Did he mean "you are correct, Mr Thomas, it's a winning move"? (It is, of course.) If so, why did he append an exclamation mark to the move he did play, which while it also wins, does so more slowly?
Did he mean "right, Mr Thomas, you are indeed missing something"? If so, what did he have in mind?
Did he mean that Mr Thomas was missing something, but that it wasn't something on the board - that he (Fischer) had a reason for playing the way he did and that Thomas missed it?
This puzzled me a lot as a kid, when I read Fischer's great book incessantly. A generation before computers, I satisfied myself many times that the knight move won immediately - as I'm sure Thomas, a generation earlier still, must have done before writing.
So I wondered, if I had understood the chess, if I had not misunderstood the English, and I pored over it to see if there was some hidden message there, some joke, or something so obvious it was too obvious for me to see. But I never found it.
So still, all these years on, I do not understand what he meant. Fischer seems confident in his meaning - Right, Mr Thomas! with an exclamation mark. But what? And why the exclamation mark after 28. RxB?
What did Fischer mean?
14 comments:
I think this is what he meant:
"you are correct, Mr Thomas, it's a winning move"
And the answer to this:
'why did he append an exclamation mark to the move he did play, which while it also wins, does so more slowly?'
is that Fischer still considers Rxg7 an excellent move, despite their being a more efficient win available.

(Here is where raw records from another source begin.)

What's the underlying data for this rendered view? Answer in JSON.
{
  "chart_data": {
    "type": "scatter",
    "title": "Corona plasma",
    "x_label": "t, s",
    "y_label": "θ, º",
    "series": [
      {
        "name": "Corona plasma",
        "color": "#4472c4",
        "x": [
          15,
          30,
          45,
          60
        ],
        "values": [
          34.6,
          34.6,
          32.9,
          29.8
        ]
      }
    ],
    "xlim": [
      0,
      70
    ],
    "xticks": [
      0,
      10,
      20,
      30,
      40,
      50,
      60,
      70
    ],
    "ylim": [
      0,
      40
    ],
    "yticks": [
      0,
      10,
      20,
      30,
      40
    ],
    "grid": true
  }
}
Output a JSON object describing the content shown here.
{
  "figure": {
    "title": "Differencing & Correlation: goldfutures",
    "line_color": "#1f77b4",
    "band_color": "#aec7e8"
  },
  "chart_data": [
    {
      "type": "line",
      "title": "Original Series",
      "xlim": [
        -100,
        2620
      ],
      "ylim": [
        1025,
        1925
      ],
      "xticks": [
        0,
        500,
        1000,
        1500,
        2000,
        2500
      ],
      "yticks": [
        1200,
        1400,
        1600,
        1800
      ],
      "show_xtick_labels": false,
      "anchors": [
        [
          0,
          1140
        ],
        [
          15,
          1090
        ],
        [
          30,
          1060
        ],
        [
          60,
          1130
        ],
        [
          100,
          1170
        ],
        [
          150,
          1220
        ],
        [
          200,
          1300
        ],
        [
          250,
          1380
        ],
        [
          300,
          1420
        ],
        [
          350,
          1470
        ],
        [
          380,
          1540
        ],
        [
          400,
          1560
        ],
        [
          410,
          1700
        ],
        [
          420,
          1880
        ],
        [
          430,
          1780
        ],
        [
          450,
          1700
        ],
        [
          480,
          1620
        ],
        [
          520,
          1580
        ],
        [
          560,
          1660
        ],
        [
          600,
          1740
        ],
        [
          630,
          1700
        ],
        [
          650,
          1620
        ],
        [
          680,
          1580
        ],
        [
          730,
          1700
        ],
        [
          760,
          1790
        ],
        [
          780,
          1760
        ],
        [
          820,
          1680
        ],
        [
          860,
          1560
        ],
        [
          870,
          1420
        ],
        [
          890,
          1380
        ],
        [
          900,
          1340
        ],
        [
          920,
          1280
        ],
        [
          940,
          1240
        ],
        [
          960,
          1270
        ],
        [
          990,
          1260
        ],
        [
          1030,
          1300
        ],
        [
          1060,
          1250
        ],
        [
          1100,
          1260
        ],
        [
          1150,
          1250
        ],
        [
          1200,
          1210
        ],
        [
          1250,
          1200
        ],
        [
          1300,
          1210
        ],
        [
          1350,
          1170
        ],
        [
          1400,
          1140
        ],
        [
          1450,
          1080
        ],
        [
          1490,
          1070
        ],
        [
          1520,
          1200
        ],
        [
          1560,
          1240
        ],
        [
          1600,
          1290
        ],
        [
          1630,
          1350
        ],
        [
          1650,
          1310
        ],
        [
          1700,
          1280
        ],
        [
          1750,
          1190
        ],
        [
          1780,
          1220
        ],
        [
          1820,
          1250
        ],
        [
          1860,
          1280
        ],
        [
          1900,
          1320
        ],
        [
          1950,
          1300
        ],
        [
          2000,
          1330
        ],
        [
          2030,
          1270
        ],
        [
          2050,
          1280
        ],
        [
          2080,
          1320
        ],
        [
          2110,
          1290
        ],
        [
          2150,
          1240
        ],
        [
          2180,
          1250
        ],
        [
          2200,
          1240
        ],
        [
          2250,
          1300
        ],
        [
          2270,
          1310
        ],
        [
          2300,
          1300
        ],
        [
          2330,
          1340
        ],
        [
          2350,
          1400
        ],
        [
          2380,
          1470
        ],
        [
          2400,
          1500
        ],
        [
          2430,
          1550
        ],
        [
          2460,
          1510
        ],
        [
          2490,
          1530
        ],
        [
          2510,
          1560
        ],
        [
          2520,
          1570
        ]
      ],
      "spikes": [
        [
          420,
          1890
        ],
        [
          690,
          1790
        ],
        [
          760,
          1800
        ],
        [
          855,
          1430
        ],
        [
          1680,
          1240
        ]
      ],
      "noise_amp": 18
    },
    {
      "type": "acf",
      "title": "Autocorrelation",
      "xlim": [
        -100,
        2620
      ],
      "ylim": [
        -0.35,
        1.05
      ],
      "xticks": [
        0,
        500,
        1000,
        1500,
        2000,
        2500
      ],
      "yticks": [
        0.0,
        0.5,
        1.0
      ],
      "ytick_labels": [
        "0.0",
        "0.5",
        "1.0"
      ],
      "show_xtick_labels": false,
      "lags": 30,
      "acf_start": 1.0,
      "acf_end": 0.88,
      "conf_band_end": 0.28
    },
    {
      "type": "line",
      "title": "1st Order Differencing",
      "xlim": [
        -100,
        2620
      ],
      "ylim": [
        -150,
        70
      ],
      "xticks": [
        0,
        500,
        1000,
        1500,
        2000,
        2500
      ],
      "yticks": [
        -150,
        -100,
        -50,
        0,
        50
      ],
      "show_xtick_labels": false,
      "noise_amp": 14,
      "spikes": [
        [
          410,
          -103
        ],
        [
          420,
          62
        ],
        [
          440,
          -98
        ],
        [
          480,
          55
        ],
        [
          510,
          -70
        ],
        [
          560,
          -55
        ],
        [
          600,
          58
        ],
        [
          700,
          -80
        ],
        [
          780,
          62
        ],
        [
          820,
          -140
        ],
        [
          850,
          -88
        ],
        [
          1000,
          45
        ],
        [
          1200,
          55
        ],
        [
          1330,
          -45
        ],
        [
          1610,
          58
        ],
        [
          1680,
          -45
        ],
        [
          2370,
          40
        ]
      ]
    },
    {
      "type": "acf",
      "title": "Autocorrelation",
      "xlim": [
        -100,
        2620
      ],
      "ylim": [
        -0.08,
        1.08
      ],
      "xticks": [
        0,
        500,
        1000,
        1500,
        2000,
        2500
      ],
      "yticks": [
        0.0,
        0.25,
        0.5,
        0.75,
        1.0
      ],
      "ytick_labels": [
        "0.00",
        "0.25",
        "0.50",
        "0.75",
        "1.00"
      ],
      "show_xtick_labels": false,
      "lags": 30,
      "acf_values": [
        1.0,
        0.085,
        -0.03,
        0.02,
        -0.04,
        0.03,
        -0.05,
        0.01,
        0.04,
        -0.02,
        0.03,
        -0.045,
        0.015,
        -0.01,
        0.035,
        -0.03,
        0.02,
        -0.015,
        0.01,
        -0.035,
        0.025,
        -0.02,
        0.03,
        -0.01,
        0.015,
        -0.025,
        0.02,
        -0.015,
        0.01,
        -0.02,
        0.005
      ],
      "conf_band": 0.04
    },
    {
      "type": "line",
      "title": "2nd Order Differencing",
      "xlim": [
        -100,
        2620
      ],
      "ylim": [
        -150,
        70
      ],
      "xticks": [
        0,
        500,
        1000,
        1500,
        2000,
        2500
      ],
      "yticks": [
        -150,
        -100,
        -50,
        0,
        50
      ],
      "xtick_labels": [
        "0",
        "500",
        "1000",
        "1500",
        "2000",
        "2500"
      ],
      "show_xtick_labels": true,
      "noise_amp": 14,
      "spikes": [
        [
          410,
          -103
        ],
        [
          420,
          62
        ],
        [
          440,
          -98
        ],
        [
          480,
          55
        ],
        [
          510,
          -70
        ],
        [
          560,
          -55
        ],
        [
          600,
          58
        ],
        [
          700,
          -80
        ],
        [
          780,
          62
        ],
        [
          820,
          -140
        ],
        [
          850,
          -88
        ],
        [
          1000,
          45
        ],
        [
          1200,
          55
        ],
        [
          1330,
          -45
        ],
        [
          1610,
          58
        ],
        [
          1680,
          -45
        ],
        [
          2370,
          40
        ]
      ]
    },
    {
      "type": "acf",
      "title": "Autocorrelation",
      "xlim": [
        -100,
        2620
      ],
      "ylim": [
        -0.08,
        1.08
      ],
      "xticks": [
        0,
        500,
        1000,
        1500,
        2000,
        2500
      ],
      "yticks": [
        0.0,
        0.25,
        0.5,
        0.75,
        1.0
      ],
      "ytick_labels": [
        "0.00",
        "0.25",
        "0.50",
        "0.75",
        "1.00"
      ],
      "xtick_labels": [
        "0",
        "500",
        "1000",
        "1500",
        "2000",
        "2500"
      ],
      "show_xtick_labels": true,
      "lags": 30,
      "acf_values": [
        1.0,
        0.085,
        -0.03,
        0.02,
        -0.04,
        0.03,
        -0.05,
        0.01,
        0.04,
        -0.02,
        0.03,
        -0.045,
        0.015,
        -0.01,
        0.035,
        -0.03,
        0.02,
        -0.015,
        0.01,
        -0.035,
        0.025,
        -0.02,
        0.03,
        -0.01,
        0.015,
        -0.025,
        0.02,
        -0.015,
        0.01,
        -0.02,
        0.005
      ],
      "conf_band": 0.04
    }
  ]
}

I think that's the most likely explanation, but if that's so it's a bit clumsy. Would Fischer normally append an exclamation mark to the second-best move? And why wasn't the ambiguity spotted during the editing process?
Mm, I'm not sure I see the ambiguity. A move can be excellent without being best. I agree the passage is clumsy though.
Well, the ambiguity is basically the same as if you asked somebody "should I do X or Y?" and they said "yes".
Perhaps Fischer was considering style as well as efficiency?
I've not looked at the position in any depth but even at first glance RxB is qualitatively different to the more mundance Nd2.
J
Perhaps Nd2 is the better move, but it does not deserve an ! -?
Nd2 looks cleaner but might Fischer have been trying to make a point: Not only can I win by the obvious move but also by other means?... Maybe he was saying to his opponent: your position is so bad that I can walk all over you.
I've seen or heard the question asked previously. Possibly Justin drew my attention to it before. There's no discussion of it in Elie Agur's excellent book 'Bobby Fischer: His Approach To Chess'.
Angus.
Now isn't that a fine book. Not well-known, but ought to be.
I think Angus may have it there: he's saying "yes, you are missing something: I saw that but chose to play another move because I felt like it", which would be the third of my options, I suppose.
But we don't really know.
In "Bobby Fischer Rediscovered" Soltis gives Rxg7 !? saying "Nd2 ! might have ended matters immediately". There was bad feeling between the two and Reshevsky had (according to Taimanov) said "I would settle for 19th (at Buenos Aries) if Fischer placed 20th".
So perhaps he wanted to torture his opponent rather than win straightaway. Crush his ego and all that...
You are right Jon because it was a match not one game. But I think Fischer was being sarcastic "right"- suggesting Reshevsky still would not have resigned after Nd2 and why Soltis says "might" have ended matters immediately. We have all done it occasionally - not resigning when in a hopeless position.
Just a thought - did people say "right" in that way forty years ago? (They may well have, but I thought I'd ask.)
Fischer was a very straight forward person so i'd rule out sarcasm. Chances are the awkwardness of the passage had more to do with the publisher than Bobby.